My research, publications and teaching, since I received my first position at the Hebrew University in 1995, focus on the neo-institutional cornerstones of comparative politics: political parties and party systems, on the one hand, and elections and electoral systems, on the other. My third, and more recent, area of specialization is legislative studies. My goal has always been to transcend the disciplinary divide between my three chosen fields of specialization.
Underpinning my academic work over the last 20+ years is my belief in comparative analytical research. My research is largely comparative in nature, and partially Israel-focused, both sides of which strengthen the other. My study of Israeli politics is guided by the fact that I do not believe in the axiom of Israeli exceptionalism. In my publications, I attempt to place the constantly developing Israeli case into either a comparative or a theoretical framework. Moreover, I strive to introduce the Israeli case into collaborative international academic projects, where it can both benefit from and be of benefit to scholars.
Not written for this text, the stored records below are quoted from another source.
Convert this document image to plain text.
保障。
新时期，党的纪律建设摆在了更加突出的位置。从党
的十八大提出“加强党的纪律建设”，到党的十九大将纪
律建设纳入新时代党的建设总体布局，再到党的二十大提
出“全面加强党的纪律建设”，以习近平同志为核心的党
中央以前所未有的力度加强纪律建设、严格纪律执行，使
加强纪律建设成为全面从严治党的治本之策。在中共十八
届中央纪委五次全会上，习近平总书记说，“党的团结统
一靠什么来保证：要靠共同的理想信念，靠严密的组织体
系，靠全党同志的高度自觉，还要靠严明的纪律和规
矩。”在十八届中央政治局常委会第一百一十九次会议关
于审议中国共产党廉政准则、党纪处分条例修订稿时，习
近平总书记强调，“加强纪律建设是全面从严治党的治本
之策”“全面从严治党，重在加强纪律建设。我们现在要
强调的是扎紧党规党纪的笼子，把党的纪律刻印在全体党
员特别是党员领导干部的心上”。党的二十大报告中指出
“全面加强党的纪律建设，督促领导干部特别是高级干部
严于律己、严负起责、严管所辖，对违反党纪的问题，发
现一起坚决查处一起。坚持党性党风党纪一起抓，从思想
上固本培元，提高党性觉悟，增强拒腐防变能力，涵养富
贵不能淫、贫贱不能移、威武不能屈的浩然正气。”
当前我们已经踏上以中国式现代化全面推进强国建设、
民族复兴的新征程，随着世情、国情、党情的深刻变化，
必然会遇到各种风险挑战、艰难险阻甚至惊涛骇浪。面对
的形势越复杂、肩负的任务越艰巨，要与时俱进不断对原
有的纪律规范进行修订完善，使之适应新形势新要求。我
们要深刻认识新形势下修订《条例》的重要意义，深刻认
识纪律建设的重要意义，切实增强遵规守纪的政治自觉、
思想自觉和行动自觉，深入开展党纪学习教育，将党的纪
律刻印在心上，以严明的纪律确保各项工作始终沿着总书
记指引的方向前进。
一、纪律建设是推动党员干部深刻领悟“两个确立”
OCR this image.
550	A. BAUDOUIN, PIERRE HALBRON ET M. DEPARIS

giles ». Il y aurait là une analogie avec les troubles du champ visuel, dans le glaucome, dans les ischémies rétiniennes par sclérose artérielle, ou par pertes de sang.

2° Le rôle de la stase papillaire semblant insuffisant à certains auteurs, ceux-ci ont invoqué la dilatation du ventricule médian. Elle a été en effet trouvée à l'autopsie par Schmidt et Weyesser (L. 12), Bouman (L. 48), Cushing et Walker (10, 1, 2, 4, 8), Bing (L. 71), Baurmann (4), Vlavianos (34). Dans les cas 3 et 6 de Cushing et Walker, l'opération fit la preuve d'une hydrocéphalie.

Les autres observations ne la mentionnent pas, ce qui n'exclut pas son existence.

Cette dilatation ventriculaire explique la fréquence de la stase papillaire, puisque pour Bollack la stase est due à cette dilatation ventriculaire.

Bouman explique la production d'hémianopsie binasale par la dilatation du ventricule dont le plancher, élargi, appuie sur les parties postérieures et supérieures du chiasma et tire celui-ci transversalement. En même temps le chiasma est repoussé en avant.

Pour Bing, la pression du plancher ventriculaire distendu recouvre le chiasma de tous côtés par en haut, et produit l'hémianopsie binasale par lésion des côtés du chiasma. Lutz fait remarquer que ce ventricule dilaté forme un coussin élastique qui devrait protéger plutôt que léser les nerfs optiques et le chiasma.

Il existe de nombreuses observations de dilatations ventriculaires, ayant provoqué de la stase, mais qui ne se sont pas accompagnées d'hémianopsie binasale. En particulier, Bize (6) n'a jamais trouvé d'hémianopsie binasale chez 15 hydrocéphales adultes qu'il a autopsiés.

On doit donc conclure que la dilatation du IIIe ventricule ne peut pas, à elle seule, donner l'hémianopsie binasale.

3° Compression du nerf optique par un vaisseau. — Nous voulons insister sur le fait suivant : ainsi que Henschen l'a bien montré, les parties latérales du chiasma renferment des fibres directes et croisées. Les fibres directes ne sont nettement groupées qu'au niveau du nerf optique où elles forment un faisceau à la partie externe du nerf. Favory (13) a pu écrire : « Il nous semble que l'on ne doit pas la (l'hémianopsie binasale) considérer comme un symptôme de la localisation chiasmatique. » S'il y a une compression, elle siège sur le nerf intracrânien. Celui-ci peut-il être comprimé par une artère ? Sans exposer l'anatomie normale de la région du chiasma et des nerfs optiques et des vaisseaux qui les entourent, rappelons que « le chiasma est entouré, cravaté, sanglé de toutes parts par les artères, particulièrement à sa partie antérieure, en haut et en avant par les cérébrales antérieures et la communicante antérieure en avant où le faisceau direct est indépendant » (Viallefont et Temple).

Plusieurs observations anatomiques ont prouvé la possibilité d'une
My current research, funded by the Israel Science Foundation (ISF), is on the adoption and political consequences of the constructive vote of no-confidence. This mechanism, meant to stabilize parliamentary democracies, exists in only six countries. My research team is looking at the historical reasons for the adoption of this mechanism in Germany in the 1940s, Spain in the 1970s, Belgium, Hungary, Poland and Slovenia in the 1990s, and Israel in 2015. The second stage of the research will look at the political ramifications of this mechanism, and if it indeed makes the transition to, or multi-party nature of, parliamentary democracies more stable.